2016-11-17 13:48 GMT+01:00 Paris Carbone <par...@kth.se>:

> We do not have to schedule this for an early Flink release, just saying.
> I would just like to get the changes out and you people can review it and
> integrate it anytime at your own pace.
>
> Who is the admin of the wiki?

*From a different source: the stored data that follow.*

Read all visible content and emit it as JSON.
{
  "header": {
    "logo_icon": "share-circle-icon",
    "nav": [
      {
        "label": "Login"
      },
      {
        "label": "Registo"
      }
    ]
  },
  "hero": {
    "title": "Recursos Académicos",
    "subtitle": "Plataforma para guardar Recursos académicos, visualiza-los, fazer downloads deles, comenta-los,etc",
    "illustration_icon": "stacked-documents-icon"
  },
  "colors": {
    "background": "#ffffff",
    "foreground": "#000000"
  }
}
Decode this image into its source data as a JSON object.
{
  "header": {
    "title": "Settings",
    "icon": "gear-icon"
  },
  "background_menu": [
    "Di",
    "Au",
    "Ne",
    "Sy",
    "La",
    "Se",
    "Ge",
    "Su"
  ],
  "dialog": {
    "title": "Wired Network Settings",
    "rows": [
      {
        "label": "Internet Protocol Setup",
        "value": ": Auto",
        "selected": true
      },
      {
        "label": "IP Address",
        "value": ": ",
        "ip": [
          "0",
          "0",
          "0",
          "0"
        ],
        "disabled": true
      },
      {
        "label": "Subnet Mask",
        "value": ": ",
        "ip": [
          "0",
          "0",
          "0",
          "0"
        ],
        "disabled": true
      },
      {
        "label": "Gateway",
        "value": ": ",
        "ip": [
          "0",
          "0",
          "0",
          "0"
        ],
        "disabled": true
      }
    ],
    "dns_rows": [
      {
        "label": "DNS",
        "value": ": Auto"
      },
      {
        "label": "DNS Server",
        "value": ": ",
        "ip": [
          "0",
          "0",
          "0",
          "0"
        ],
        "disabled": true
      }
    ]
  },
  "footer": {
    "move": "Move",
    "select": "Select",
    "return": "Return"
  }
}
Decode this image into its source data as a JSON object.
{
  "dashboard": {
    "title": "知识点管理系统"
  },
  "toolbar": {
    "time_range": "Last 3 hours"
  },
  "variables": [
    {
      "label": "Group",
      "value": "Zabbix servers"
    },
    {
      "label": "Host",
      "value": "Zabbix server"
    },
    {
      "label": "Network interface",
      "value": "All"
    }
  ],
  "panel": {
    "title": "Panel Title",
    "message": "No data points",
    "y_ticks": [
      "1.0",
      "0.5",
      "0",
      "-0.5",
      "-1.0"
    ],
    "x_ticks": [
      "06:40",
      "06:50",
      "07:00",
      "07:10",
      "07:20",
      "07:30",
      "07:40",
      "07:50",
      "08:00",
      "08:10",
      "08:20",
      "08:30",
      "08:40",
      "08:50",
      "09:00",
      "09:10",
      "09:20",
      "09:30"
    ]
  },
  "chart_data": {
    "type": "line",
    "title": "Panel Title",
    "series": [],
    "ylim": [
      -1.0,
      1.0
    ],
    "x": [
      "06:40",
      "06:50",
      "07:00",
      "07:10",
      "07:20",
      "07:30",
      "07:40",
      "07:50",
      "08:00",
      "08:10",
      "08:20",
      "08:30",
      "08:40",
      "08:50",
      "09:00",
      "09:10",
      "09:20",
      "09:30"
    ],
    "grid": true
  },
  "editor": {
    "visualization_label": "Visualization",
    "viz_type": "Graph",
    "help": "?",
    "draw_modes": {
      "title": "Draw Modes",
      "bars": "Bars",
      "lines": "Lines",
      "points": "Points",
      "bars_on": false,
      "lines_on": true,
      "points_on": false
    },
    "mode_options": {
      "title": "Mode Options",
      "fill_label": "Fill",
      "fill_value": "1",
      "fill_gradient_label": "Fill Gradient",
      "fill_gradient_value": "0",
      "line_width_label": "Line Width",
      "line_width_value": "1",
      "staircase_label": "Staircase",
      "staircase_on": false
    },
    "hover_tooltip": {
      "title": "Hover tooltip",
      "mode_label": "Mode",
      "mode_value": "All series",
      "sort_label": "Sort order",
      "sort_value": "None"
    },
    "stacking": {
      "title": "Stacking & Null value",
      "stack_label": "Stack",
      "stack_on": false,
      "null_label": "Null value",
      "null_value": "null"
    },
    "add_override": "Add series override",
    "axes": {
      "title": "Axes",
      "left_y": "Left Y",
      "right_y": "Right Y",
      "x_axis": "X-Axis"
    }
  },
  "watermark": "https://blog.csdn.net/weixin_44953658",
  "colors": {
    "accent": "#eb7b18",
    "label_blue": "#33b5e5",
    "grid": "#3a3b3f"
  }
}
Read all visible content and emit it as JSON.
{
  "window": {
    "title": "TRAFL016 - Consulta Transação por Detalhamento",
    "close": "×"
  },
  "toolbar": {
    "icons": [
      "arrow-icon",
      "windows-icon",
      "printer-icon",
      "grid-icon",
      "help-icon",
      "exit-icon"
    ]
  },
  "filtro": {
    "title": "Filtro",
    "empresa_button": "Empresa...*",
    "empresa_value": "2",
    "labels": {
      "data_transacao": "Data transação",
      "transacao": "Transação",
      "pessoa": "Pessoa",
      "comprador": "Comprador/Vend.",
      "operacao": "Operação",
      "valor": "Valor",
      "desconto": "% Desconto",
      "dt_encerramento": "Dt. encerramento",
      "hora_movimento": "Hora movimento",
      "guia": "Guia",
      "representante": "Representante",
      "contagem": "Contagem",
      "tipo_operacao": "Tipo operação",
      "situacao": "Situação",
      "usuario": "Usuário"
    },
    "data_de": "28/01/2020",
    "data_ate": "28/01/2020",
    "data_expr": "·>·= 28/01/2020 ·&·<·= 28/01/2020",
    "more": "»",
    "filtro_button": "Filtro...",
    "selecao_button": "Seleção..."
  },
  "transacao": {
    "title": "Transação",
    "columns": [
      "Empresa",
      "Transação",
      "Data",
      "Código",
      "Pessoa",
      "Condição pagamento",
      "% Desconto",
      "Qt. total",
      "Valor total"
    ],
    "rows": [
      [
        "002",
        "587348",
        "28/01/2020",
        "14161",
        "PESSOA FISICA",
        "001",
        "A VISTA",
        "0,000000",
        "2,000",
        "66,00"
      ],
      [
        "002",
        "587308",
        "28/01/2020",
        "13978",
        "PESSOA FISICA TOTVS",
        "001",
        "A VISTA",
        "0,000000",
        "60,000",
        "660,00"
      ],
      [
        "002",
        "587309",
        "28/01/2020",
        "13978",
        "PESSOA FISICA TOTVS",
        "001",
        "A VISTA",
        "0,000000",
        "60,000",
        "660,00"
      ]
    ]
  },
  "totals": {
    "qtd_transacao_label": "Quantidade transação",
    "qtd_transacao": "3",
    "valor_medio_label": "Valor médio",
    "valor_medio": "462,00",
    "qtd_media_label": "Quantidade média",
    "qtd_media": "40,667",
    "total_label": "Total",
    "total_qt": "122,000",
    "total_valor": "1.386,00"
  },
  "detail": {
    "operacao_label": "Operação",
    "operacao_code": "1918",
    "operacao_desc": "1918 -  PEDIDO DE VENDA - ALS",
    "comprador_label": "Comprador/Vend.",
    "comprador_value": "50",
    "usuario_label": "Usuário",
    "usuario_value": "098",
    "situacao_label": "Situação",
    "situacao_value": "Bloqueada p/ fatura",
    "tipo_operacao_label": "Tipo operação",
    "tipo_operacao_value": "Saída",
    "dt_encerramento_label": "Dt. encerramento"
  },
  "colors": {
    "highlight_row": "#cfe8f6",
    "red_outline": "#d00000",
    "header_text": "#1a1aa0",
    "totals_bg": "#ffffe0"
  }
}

It would be nice to get write access.
>
> > On 17 Nov 2016, at 13:45, Paris Carbone <par...@kth.se> wrote:
> >
> > Sounds like a plan!
> >
> > Can someone grant me access to write in the wiki please?
> > My username is “senorcarbone”.
> >
> > Paris
> >
> >> On 16 Nov 2016, at 14:30, Gyula Fóra <gyula.f...@gmail.com> wrote:
> >>
> >> I am not completely sure whether we should deprecate the old API for
> 1.2 or
> >> remove it completely. Personally I am in favor of removing it, I don't
> >> think it is a huge burden to move to the new one if it makes for a much
> >> nicer user experience.
> >>
> >> I think you can go ahead add the FLIP to the wiki and open the PR so we
> can
> >> start the review if you have it ready anyways.
> >>
> >> Gyula
> >>
> >> Paris Carbone <par...@kth.se> ezt írta (időpont: 2016. nov. 16., Sze,
> >> 11:55):
> >>
> >>> Thanks for reviewing, Gyula.
> >>>
> >>> One thing that is still up to discussion is whether we should remove
> >>> completely the old iterations API or simply mark it as deprecated till
> v2.0.
> >>> Also, not sure what is the best process now. We have the changes ready.
> >>> Should I copy the FLIP to the wiki and trigger the PRs or wait for a
> few
> >>> more days in case someone has objections?
> >>>
> >>> @Stephan, what is your take on our interpretation of the approach you
> >>> suggested? Should we proceed or is there anything that you do not find
> nice?
> >>>
> >>> Paris
> >>>
> >>>> On 15 Nov 2016, at 10:01, Gyula Fóra <gyf...@apache.org> wrote:
> >>>>
> >>>> Hi Paris,
> >>>>
> >>>> I like the proposed changes to the iteration API, this cleans up
> things
> >>> in
> >>>> the Java API without any strict restriction I think (it was never a
> >>> problem
> >>>> in the Scala API).
> >>>>
> >>>> The termination algorithm based on the proposed scoped loops seems to
> be
> >>>> fairly simple and looks good :)
> >>>>
> >>>> Cheers,
> >>>> Gyula
> >>>>
> >>>> Paris Carbone <par...@kth.se> ezt írta (időpont: 2016. nov. 14., H,
> >>> 8:50):
> >>>>
> >>>>> That would be great Shi! Let's take that offline.
> >>>>>
> >>>>> Anyone else interested in the iteration changes? It would be nice to
> >>>>> incorporate these to v1.2 if possible so I count on your review asap.
> >>>>>
> >>>>> cheers,
> >>>>> Paris
> >>>>>
> >>>>> On Nov 14, 2016, at 2:59 AM, xiaogang.sxg <
> xiaogang....@alibaba-inc.com
> >>>>> <mailto:xiaogang....@alibaba-inc.com>> wrote:
> >>>>>
> >>>>> Hi Paris
> >>>>>
> >>>>> Unfortunately, the project is not public yet.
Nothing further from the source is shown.